11-21-2005, 08:44 PM
If the cable has a PVC sheath around it to begin with, why bother with the conduit?
Unless it's specifically designed for direct burial, the PVC insulation typically used for low-voltage applications is surprisingly porous, due to pinholes and microfractures that are the result of the manufacturing process. This lets water in, which is bad for communications cabling. That's why telephone cables are pressurized with dry air. Using a rigid PVC conduit will keep the water out.

carnivorousplant
11-21-2005, 10:04 PM
Despite mine being in the ground three years, I's stick in in PVC if the run isn't prohibitively long.

Seven
11-21-2005, 10:06 PM
If the cable has a PVC sheath around it to begin with, why bother with the conduit?

It sure would make it easy to run a new line in the future.

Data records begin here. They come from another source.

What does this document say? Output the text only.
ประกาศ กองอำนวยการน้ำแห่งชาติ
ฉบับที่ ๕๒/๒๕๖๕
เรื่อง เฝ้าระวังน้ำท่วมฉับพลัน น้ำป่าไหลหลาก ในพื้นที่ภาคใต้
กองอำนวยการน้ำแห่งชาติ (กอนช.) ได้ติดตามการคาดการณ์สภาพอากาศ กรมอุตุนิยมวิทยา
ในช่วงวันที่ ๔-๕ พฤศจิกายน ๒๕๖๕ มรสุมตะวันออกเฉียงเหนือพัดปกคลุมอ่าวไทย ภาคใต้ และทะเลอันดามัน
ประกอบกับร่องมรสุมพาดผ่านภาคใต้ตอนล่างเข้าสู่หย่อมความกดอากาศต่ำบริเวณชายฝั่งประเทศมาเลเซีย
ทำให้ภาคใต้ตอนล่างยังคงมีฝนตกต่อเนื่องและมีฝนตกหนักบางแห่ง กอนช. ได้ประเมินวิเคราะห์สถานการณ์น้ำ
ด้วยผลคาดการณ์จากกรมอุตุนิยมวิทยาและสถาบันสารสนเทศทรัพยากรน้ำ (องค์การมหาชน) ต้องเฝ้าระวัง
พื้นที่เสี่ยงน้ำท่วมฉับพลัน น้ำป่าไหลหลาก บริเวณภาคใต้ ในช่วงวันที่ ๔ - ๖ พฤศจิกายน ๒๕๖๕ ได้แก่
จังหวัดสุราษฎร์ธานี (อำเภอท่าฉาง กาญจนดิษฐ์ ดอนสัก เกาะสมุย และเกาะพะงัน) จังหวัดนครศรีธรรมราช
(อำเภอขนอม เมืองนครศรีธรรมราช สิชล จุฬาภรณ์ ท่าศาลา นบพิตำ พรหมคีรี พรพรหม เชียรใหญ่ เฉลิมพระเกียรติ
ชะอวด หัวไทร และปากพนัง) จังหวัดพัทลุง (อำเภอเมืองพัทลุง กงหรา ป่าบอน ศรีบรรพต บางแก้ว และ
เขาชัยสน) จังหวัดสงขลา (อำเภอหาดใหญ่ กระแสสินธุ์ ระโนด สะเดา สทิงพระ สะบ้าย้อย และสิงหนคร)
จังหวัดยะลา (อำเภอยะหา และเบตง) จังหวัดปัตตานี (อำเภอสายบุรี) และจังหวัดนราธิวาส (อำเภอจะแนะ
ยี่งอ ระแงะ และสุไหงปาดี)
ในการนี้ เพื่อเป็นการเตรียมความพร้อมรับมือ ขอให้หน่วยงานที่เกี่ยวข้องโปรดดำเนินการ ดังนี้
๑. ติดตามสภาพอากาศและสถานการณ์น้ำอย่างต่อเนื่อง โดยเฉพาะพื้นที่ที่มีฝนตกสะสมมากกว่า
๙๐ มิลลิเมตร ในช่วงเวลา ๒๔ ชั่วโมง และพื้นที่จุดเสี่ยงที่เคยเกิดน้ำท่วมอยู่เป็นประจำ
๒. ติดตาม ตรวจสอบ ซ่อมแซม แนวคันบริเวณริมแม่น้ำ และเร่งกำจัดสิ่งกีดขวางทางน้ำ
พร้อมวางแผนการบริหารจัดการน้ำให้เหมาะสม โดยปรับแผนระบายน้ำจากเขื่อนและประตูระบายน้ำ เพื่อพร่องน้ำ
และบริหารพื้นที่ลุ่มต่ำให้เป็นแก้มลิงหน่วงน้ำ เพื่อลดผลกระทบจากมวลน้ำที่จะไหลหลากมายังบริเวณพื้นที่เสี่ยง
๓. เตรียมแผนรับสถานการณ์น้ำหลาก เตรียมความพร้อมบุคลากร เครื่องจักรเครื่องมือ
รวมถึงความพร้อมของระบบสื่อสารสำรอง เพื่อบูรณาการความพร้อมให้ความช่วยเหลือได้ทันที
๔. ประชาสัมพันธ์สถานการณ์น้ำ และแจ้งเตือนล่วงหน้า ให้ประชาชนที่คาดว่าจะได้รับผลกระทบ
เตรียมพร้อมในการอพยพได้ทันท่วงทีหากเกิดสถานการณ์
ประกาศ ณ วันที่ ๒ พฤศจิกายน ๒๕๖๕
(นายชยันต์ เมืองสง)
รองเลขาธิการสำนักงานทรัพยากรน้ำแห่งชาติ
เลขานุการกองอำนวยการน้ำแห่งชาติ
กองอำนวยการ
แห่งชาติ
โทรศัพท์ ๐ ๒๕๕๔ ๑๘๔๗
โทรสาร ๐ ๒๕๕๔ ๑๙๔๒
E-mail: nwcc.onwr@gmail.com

If I was already planning on digging the run, I'd drop in a cheap conduit and a pull string line for future needs.

Shagnasty
11-21-2005, 10:07 PM
120 feet isn't that long. You can boost a wireless signal a whole lot cheaper and easier than that. Special antennas made for that purpose cost about $50 or less. There are other ways that you can boost a signal basically as far as you want.

CynicalGabe
11-21-2005, 10:27 PM
Unless it's specifically designed for direct burial, the PVC insulation typically used for low-voltage applications is surprisingly porous, due to pinholes and microfractures that are the result of the manufacturing process. This lets water in, which is bad for communications cabling. That's why telephone cables are pressurized with dry air. Using a rigid PVC conduit will keep the water out.

Ditto.

120 feet isn't that long. You can boost a wireless signal a whole lot cheaper and easier than that. Special antennas made for that purpose cost about $50 or less. There are other ways that you can boost a signal basically as far as you want.
Psh. Men dig trenches.

douglips
11-21-2005, 10:33 PM
You can get Cat5 for about $7/100 feet. That's cheap enough I'd probably just bury it without a conduit. But I'm a cheap bastard.

yoyodyne
11-21-2005, 11:13 PM
I'd try some better (http://www.linksys.com/servlet/Satellite?childpagename=US%2FLayout&packedargs=c%3DL_Product_C2%26cid%3D1124916849913&pagename=Linksys%2FCommon%2FVisitorWrapper) wireless (http://www.linksys.com/servlet/Satellite?childpagename=US%2FLayout&packedargs=c%3DL_Product_C2%26cid%3D1122062238277&pagename=Linksys%2FCommon%2FVisitorWrapper) equipment first. You may experience ground loop and lightning problems running copper between buildings, fiber optic cable is the safer way to go.

Nanoda
11-22-2005, 02:17 AM
yoyodyne's links look nifty, but try slapping one of these (http://www.freeantennas.com/projects/template2/index.html) on your router first. (from this site (http://www.freeantennas.com/)).

I'd try paper + tinfoil before breaking out the shovel (or your wallet).

kanicbird
11-22-2005, 06:51 AM
They also sell directional wireless antennia, some IIRC can go miles.